Fransebas
Fransebas

Reputation: 341

Get previous input form a pseudo terminal

I have a program that uses https://github.com/creack/pty to create pseudo terminals. How it works it's that I given a command - in this case is bash -i - it creates a file object where you can read and write and it will work as stdin and stdout, with that I'm continuously reading the file and sending the data to a client. This works fine but when another client connects, it will only receive the data after she connects which is not desirable.

Normal client behavior:

computer:~$ 
computer:~$
computer:~$
computer:~$
computer:~$ echo "a"
a
computer:~$

Second client connects after client 1 typed c:

ho "a"
a
computer:~$

As you can see this is problematic because client 2 it's going to have truncated input, the desired behavior would be to send all the history or cache state.
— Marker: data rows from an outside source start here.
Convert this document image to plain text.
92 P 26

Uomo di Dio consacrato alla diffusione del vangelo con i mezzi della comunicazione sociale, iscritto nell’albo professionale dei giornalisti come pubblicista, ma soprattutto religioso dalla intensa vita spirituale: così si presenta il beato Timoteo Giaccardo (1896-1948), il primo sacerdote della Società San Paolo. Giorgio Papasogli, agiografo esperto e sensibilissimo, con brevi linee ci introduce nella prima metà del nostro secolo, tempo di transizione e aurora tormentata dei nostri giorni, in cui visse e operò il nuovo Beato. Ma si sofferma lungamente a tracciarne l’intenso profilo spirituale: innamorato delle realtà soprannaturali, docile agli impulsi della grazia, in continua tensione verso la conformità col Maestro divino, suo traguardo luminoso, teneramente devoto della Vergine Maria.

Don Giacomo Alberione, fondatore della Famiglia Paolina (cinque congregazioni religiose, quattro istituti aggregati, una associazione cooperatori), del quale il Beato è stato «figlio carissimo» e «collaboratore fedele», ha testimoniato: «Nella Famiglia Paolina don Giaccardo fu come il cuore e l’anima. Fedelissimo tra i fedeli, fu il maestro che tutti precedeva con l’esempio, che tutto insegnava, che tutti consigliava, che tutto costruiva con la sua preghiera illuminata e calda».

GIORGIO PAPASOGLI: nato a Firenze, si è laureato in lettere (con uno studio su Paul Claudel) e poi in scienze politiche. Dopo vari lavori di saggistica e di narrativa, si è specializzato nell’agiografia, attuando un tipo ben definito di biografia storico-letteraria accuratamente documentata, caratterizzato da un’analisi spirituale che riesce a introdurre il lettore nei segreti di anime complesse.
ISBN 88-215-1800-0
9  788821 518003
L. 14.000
I tried reading the file using file.ReadAt(b, 0) which read the file starting at offset 0 and stores the result in b but I get ENXIO: 6 - No such device or address I think this happens because the file is not really a file. What I'm currently doing is storing all output data into a buffer and when a new client connects I send the stored buffer but It's not a complete solution because if client one uses clear or if it uses a command that messed up with the terminal like vi or nano the buffer doesn't adapts it only stores the output.

I'm using GO but I think this problem is not related that much with a specific language so if you have an answer in C or something, I can see it and try to find the equivalent in GO. In any case here is the GO code I'm using.

Initialization:

c := exec.Command("bash", "-i")

// Start the command with a pty.
ptmx, err := pty.Start(c) // ptmx is of type *os.File

Reading:

// this gets called in a while true loop
func (t *Terminal) Read(b []byte) (int, error) {
    n, e := t.ptmx.Read(b)
    for _, byt := range b {
        t.buffer.Insert(byt)
    }
    return n, e
}

Upvotes: 1

Views: 413

Answers (1)

torek
torek

Reputation: 487983

Offsets will not help you. The problem is that a pty is a channel-like device with no memory: once data have flowed through the pty, from one end to the other, and been consumed by a reader, those data are gone. The OS's seek offset is not relevant.

If you want to maintain a log of all data exchanged, you'll have to do that yourself.